I lived in a two-story town house off US Highway 44 East, about a mile from the office, paying less than a third of my monthly rent in New York. I had a small front porch, large enough to serve as a landing pad for the morning newspaper, a screened back porch, a small kitchen and living room, two full bathrooms, and two bedrooms. The building was new Florida construction, which meant it was moderately attractive but shoddy, with walls thin enough for me to hear the newlyweds next door argue as if they’d been married for years and then have what sounded like pretty satisfying make-up sex, followed by the low murmurs of contented conversation. When I saw them in the parking lot, they seemed happy enough, which was a good reminder that relationships, like most things, can be solid and worthy even if they don’t look perfect.

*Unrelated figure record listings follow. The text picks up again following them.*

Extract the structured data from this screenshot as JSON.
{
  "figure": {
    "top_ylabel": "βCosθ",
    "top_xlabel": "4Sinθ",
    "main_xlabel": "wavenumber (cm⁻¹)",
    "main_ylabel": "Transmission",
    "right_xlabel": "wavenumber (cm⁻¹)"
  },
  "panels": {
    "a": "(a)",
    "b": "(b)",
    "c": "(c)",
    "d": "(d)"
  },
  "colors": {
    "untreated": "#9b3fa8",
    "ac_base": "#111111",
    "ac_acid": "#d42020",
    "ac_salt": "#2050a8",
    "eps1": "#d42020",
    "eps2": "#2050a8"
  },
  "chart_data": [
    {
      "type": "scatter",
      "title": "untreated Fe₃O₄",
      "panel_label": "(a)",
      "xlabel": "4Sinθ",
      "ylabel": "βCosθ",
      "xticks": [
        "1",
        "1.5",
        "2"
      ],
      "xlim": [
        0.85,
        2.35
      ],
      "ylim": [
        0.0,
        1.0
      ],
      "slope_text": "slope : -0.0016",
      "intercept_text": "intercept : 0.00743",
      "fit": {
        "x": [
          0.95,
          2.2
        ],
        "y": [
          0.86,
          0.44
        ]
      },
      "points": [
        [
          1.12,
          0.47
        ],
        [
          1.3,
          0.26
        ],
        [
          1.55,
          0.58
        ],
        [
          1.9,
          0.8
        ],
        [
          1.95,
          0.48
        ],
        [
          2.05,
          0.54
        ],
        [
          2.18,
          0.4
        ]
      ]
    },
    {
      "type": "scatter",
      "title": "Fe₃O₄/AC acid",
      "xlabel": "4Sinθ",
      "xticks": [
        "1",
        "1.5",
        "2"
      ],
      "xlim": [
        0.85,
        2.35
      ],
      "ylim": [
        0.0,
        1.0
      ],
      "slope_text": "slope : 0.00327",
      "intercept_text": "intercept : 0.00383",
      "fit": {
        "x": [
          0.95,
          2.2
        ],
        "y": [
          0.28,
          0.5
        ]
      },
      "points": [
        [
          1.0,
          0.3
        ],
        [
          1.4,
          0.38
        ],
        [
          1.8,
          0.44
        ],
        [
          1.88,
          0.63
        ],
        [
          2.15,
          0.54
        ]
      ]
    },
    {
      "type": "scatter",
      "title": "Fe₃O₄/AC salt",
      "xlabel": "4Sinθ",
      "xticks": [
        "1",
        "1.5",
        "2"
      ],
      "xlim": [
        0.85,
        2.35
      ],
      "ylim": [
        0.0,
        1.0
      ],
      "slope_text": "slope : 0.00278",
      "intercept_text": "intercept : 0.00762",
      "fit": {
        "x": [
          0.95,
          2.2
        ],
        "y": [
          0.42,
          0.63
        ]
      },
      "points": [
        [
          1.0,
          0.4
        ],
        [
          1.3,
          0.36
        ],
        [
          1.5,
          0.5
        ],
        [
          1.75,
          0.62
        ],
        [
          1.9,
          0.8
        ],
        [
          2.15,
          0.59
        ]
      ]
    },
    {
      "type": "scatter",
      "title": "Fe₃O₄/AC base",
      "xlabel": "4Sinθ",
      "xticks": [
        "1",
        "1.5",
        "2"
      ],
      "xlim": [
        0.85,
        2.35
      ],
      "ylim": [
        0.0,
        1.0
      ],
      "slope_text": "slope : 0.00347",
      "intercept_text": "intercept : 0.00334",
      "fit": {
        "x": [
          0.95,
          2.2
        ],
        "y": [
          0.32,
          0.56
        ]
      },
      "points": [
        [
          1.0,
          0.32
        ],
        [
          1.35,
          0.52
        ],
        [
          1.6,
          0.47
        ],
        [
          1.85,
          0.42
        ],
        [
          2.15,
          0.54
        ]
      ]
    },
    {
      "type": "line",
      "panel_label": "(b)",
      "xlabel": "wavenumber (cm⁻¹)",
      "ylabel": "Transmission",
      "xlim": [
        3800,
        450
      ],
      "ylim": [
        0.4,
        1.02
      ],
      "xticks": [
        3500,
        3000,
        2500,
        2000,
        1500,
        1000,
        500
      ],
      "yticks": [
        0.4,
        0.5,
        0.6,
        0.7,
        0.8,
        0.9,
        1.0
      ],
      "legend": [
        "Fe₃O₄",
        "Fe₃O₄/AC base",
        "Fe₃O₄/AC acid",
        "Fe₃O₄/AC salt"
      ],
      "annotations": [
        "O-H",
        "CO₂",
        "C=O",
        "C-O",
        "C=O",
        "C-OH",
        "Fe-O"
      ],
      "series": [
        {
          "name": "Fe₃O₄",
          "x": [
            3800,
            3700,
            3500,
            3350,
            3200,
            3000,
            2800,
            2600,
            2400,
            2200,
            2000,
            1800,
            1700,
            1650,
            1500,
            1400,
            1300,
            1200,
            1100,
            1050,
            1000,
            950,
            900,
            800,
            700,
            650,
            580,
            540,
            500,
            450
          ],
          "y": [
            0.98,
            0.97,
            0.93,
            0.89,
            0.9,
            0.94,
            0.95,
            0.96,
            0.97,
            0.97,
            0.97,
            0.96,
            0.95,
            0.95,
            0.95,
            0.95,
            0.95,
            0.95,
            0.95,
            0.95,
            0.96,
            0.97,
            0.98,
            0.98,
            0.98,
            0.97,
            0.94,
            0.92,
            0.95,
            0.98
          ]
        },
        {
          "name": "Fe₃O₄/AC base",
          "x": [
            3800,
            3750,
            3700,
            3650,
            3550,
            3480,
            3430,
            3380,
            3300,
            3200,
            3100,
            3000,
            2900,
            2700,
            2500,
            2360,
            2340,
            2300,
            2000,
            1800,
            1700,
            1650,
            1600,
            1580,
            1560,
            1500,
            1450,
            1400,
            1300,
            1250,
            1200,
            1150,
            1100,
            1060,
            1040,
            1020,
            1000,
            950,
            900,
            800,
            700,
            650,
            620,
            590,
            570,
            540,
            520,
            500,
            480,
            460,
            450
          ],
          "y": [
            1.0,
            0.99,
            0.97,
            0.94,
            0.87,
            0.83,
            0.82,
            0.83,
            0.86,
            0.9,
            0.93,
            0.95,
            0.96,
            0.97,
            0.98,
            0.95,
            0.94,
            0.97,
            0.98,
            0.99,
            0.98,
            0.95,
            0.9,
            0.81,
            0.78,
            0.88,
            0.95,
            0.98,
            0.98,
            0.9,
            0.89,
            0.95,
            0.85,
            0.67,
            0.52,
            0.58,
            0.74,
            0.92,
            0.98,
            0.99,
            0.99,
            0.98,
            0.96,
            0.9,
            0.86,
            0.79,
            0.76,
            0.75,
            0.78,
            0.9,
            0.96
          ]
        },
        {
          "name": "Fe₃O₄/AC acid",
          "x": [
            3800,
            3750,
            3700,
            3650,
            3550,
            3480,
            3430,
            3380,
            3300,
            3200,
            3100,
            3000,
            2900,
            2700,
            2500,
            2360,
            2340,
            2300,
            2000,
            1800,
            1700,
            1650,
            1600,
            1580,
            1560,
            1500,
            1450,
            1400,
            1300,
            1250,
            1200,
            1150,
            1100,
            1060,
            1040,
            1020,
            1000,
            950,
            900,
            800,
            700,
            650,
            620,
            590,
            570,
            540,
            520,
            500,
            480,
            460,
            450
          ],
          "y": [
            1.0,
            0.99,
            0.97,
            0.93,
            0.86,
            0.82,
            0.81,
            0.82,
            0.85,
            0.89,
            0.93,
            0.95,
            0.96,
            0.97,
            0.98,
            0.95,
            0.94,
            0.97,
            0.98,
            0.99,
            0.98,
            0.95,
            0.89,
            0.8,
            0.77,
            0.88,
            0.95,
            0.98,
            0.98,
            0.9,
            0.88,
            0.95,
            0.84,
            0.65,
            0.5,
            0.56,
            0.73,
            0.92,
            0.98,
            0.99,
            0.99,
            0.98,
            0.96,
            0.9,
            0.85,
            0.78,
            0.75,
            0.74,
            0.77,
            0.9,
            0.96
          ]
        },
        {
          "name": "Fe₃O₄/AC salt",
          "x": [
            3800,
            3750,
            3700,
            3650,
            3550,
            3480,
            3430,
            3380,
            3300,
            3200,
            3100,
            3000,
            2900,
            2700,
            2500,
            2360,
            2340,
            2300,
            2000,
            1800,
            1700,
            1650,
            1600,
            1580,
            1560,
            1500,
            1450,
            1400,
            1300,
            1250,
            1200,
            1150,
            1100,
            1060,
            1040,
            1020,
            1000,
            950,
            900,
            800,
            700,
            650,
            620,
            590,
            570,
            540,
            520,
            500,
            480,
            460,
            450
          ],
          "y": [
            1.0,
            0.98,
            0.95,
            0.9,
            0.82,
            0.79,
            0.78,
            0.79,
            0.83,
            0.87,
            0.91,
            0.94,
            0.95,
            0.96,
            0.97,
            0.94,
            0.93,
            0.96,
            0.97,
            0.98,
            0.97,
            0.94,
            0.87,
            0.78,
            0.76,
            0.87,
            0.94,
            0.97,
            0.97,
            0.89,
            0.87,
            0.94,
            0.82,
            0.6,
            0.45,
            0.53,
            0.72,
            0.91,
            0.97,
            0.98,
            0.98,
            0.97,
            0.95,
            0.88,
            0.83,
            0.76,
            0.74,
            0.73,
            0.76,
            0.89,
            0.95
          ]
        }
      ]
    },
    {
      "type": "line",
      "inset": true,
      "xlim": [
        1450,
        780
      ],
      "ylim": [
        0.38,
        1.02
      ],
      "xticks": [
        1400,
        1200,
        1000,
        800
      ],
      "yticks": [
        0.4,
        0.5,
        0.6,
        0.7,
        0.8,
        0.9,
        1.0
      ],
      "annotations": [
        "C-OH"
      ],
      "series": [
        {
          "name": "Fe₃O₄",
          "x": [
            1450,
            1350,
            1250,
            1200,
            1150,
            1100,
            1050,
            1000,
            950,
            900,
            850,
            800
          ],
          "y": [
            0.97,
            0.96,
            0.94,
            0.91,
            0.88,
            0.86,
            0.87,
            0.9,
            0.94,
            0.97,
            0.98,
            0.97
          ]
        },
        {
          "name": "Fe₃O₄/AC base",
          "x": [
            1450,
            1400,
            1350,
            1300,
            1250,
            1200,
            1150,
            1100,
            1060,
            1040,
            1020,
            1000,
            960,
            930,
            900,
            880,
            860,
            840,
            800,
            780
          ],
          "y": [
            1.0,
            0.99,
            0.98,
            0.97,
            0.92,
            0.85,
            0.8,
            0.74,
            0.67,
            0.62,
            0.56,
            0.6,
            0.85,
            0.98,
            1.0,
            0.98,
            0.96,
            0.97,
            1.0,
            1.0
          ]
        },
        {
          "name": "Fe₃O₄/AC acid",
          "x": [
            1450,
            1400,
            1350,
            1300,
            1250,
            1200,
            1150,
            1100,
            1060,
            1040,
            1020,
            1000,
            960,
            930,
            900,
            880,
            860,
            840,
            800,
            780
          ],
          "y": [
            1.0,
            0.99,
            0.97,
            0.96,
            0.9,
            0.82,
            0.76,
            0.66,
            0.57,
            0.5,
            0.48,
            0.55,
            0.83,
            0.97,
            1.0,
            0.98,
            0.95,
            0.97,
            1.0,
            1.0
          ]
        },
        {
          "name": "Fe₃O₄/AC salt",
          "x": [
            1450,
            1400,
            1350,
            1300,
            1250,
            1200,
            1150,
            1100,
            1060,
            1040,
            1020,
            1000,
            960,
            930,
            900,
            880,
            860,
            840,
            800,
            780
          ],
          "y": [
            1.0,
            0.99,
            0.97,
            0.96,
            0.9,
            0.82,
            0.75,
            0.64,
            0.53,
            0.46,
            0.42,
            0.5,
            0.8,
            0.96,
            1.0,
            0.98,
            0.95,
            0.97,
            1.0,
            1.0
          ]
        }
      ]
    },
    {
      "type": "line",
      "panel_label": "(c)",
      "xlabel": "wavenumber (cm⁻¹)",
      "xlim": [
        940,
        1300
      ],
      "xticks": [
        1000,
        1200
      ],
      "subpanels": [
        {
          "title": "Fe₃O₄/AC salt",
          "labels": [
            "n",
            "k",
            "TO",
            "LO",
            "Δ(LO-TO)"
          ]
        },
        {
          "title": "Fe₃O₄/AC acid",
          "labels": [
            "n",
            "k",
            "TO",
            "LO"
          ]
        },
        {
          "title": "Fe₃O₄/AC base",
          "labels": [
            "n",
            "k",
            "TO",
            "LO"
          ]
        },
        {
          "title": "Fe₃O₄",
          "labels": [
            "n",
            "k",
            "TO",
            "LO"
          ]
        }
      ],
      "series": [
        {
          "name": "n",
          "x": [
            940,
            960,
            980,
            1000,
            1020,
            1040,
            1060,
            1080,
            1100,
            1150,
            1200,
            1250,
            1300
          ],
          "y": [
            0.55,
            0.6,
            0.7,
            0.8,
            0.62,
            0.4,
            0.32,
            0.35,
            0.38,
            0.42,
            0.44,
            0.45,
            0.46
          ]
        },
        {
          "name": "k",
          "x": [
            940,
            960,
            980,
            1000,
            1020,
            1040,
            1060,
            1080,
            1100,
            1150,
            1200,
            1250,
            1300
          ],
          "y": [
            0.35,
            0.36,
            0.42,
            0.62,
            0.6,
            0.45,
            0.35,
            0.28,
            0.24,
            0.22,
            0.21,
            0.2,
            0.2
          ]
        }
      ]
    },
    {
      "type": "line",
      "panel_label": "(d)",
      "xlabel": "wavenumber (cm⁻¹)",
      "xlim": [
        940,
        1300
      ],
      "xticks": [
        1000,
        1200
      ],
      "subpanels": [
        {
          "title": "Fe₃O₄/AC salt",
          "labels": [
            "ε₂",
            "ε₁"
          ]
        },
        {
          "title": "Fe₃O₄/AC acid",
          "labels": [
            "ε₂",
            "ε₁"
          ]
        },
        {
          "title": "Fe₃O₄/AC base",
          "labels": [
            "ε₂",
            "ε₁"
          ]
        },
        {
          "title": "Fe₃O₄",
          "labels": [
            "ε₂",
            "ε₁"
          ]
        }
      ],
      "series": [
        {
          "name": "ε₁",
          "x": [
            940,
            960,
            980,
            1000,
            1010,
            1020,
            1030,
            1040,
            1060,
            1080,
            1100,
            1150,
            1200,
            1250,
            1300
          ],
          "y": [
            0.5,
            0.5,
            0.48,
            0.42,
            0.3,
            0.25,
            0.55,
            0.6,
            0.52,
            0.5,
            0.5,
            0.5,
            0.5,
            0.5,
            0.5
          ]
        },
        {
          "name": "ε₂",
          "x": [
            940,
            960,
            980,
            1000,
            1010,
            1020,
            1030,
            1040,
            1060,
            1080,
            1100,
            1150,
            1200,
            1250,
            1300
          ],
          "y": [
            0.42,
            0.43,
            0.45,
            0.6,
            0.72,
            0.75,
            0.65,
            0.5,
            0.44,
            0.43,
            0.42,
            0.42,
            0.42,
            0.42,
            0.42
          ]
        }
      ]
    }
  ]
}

The apartment complex had a pool, which no one used but me. After work, I would swim laps and then float on my back and gaze up at the thick oak branches and the fuzzy strands of Spanish moss that hung down from them. Even with my ears submerged, I could hear the high hum of the cicadas. It was a relief to live someplace where I had no history, connections, or expectations.

I had found the job through Alva. When I’d shared my plan to make a fresh start and work as a reporter, she’d suggested Citrus County, where her sister, Camilla, worked in advertising at the local newspaper. Alva, with whom I’d eventually shared everything about the summer, had been one of the few people supportive of my foray into newspaper reporting. “Everyone values the big leap forward,” Alva had told me, “but baby steps can take you just as far.”

The job was at once dull and fascinating. From day one, I had immersed myself in covering county commission and school board meetings, local elections and parades. I had written about the onset of “love bug” season, when mating June bugs hover in the air and coat the fronts of cars with their sticky bodies. I had covered the trial of a man convicted of shooting his wife in the back with a sawed-off shotgun. At his sentencing hearing, he’d had only one character witness, his high school shop teacher, who testified that while he didn’t remember the man doing anything remarkable, nor could he recall him causing any trouble. Deliberating for fewer than ten minutes, the jury recommended the electric chair. Everything was so new to me that I felt as though I was not only learning how to be a newspaper reporter, but was starting life over. I was beginning to understand how the world worked, and how it was both simpler and more complicated than I had imagined.